Neither argue about the concept of reciting the hineni muchan, even though they are printed together.
The Noda B’yehuda continues, and writes that even if one argues that the lesheim yichud is necessary in order to perform the mitzvah lishmah, there is a concept of stam lishmah (default assumption of lishmah) which would apply to mitzvos. Although he adds this point, his main objection is what he wrote above, that the concepts mentioned in the lesheim yichud are beyond the average person.
In general, the practice of chassidim is to recite it, following the direction of the Arizal. However, the Divrei Chaim from Sanz, and those who follow the minhagim of Sanz, do not recite it, due to the objections of the Noda B’yehuda, so it is not monolithic amongst the chassidim.
The concern of the Noda B’yehuda is that people will not understand what they are saying, as we mentioned, and it will cause them to be kotzeitz b’netiyos, which literally means to cut off branches of the tree. If we look at the hashpaah of Hashem as a tree, Hashem has different branches–i.e., different vehicles–which bring down hashpaah to the world, through a process described in kabbalah. If a person focuses on one element, without paying attention to the rest of the picture, they are cutting a branch off from the tree, as it were. This is a form of avodah zarah, because they are looking at something as its own existence, rather than as connected to the source. Whereas someone knowledgeable in kabbalah knows it is not true, someone who is not knowledgeable may see certain kochos as independent, chas veshalom. This is a general concern with the concepts of sefiros.
The Gra is on record as being against reciting the lesheim yichud, but there are talmidim of the Gra who apparently did recite it.
The general approach of chassidim is to put a strong emphasis on the preparation for mitzvos. So their recitation of the lesheim yichud should be seen in the broader context of realizing that a mitzvah should not be done without proper preparation. This is something we can all learn from.
One point everyone agrees with is that the lesheim yichud states that we do every mitzvah b’dechilu u’rechimu, with love and fear. All agree that mitzvos should be done with love and fear.

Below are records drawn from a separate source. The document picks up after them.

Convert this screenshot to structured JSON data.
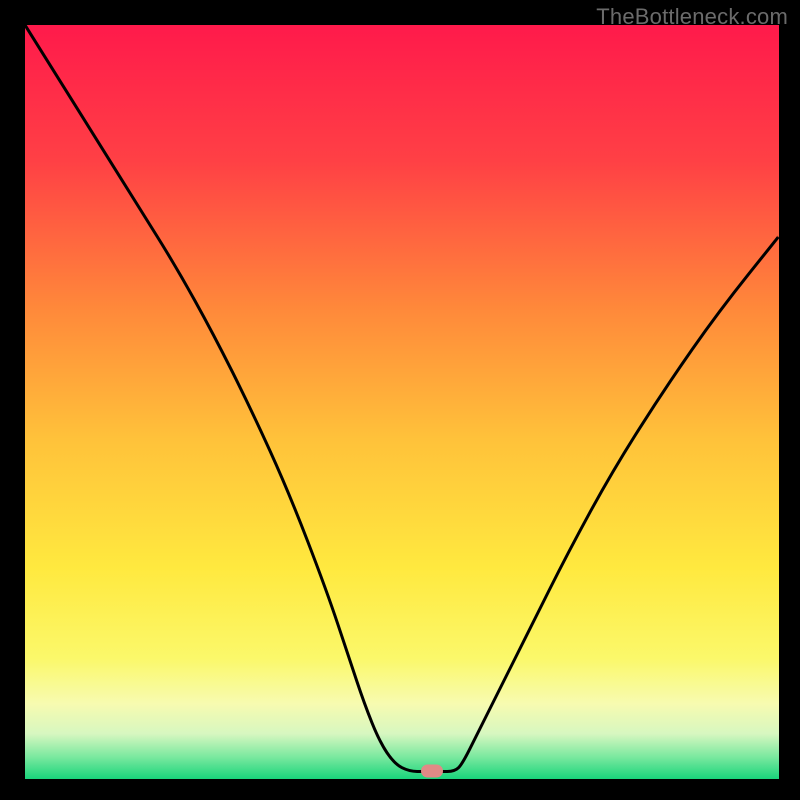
{
  "watermark": "TheBottleneck.com",
  "colors": {
    "frame": "#000000",
    "gradient_stops": [
      {
        "offset": 0.0,
        "color": "#ff1a4b"
      },
      {
        "offset": 0.18,
        "color": "#ff4045"
      },
      {
        "offset": 0.38,
        "color": "#ff8a3a"
      },
      {
        "offset": 0.55,
        "color": "#ffc23a"
      },
      {
        "offset": 0.72,
        "color": "#ffe93f"
      },
      {
        "offset": 0.84,
        "color": "#fbf86a"
      },
      {
        "offset": 0.9,
        "color": "#f7fbb0"
      },
      {
        "offset": 0.94,
        "color": "#d7f7c0"
      },
      {
        "offset": 0.97,
        "color": "#7de9a0"
      },
      {
        "offset": 1.0,
        "color": "#19d47b"
      }
    ],
    "curve_stroke": "#000000",
    "marker_fill": "#e08a86"
  },
  "chart_data": {
    "type": "line",
    "title": "",
    "xlabel": "",
    "ylabel": "",
    "xlim": [
      0,
      100
    ],
    "ylim": [
      0,
      100
    ],
    "series": [
      {
        "name": "bottleneck-curve",
        "x": [
          0,
          5,
          10,
          15,
          20,
          25,
          30,
          35,
          40,
          43,
          45,
          47,
          49,
          51,
          53,
          55,
          57,
          58,
          60,
          63,
          67,
          72,
          78,
          85,
          92,
          100
        ],
        "y": [
          100,
          92,
          84,
          76,
          68,
          59,
          49,
          38,
          25,
          16,
          10,
          5,
          2,
          1,
          1,
          1,
          1,
          2,
          6,
          12,
          20,
          30,
          41,
          52,
          62,
          72
        ]
      }
    ],
    "marker": {
      "x": 54,
      "y": 1
    },
    "grid": false,
    "legend_position": "none"
  }
}
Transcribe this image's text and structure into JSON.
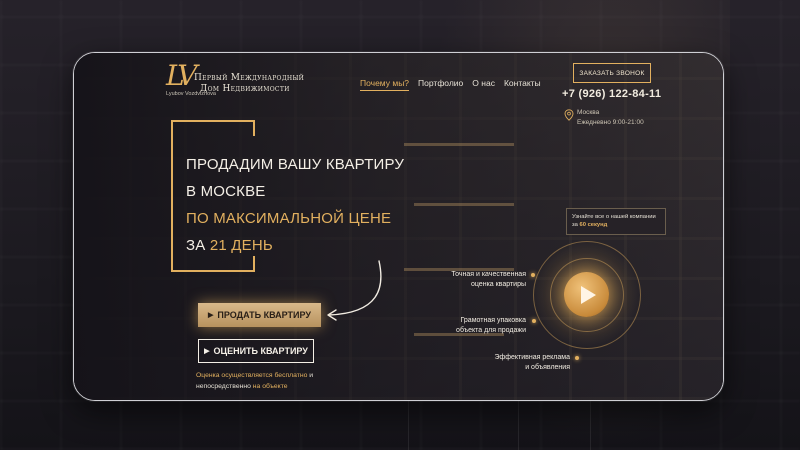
{
  "logo": {
    "mark": "LV",
    "subtitle": "Lyubov Vozdvizhova",
    "title_line1": "Первый Международный",
    "title_line2": "Дом Недвижимости"
  },
  "nav": {
    "items": [
      {
        "label": "Почему мы?",
        "active": true
      },
      {
        "label": "Портфолио",
        "active": false
      },
      {
        "label": "О нас",
        "active": false
      },
      {
        "label": "Контакты",
        "active": false
      }
    ]
  },
  "header": {
    "call_button": "Заказать звонок",
    "phone": "+7 (926) 122-84-11",
    "city": "Москва",
    "hours": "Ежедневно 9:00-21:00"
  },
  "hero": {
    "line1": "Продадим вашу квартиру",
    "line2": "в Москве",
    "line3": "по максимальной цене",
    "line4_prefix": "за",
    "line4_highlight": "21 день"
  },
  "buttons": {
    "sell": "ПРОДАТЬ КВАРТИРУ",
    "evaluate": "ОЦЕНИТЬ КВАРТИРУ"
  },
  "note": {
    "part1": "Оценка осуществляется",
    "part2": "бесплатно",
    "part3": "и",
    "part4": "непосредственно",
    "part5": "на объекте"
  },
  "video": {
    "tooltip_line1": "Узнайте все о нашей компании",
    "tooltip_prefix": "за",
    "tooltip_highlight": "60 секунд",
    "features": [
      {
        "line1": "Точная и качественная",
        "line2": "оценка квартиры"
      },
      {
        "line1": "Грамотная упаковка",
        "line2": "объекта для продажи"
      },
      {
        "line1": "Эффективная реклама",
        "line2": "и объявления"
      }
    ]
  },
  "colors": {
    "accent": "#e2b05f",
    "text": "#f4efe6",
    "background": "#1c1a20"
  }
}
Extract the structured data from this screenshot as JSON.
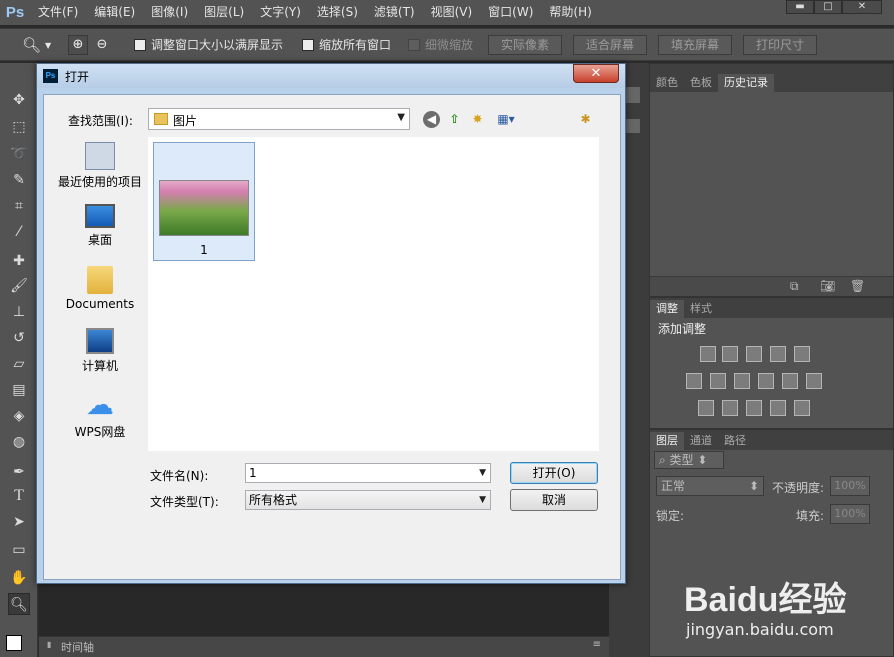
{
  "app": {
    "logo": "Ps"
  },
  "menu": [
    "文件(F)",
    "编辑(E)",
    "图像(I)",
    "图层(L)",
    "文字(Y)",
    "选择(S)",
    "滤镜(T)",
    "视图(V)",
    "窗口(W)",
    "帮助(H)"
  ],
  "window_controls": {
    "minimize": "▬",
    "maximize": "□",
    "close": "✕"
  },
  "options": {
    "resize_windows": "调整窗口大小以满屏显示",
    "zoom_all": "缩放所有窗口",
    "scrubby_zoom": "细微缩放",
    "actual_pixels": "实际像素",
    "fit_screen": "适合屏幕",
    "fill_screen": "填充屏幕",
    "print_size": "打印尺寸"
  },
  "panels": {
    "history_tabs": [
      "颜色",
      "色板",
      "历史记录"
    ],
    "adjust_tabs": [
      "调整",
      "样式"
    ],
    "adjust_title": "添加调整",
    "layers_tabs": [
      "图层",
      "通道",
      "路径"
    ],
    "layers_filter": "类型",
    "blend_mode": "正常",
    "opacity_label": "不透明度:",
    "opacity_value": "100%",
    "lock_label": "锁定:",
    "fill_label": "填充:",
    "fill_value": "100%",
    "timeline": "时间轴"
  },
  "dialog": {
    "title": "打开",
    "look_in_label": "查找范围(I):",
    "look_in_value": "图片",
    "places": [
      "最近使用的项目",
      "桌面",
      "Documents",
      "计算机",
      "WPS网盘"
    ],
    "file": {
      "name": "1"
    },
    "filename_label": "文件名(N):",
    "filename_value": "1",
    "filetype_label": "文件类型(T):",
    "filetype_value": "所有格式",
    "open_button": "打开(O)",
    "cancel_button": "取消"
  },
  "watermark": {
    "brand": "Baidu经验",
    "url": "jingyan.baidu.com"
  }
}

A final point is that it is interesting to note that neither the lesheim yichud nor hineni muchan state explicitly that one is performing a mitzvah lesheim mitzvas bor’i, the concept of mitzvos lishmah. The one exception is tefillin, in which the hineni muchan states explicitly that one is putting on tefillin for lesheim mitzvas bor’i. It is preferable that one should fulfill mitzvos tzrichos kavanah by stating something to that effect, even if there is no clear text for it in the siddur. As the Chayei Adam pointed out, the hineni muchan is more a declaration of preparation rather than a statement of lishmah, and the lesheim yichud has the concerns mentioned above. If a person can think, or state, that the mitzvah they are about to perform they are performing for the sake of Hashem’s command, it would be preferable. They do not have to state the specific mitzvah they are about to perform.
One should refrain from the lesheim yichud unless it is their minhag to recite it, but should certainly learn from it the importance of preparation for a mitzvah.
One should preferably state in some way that they are about to perform a mitzvah lesheim mitzvas bor’i.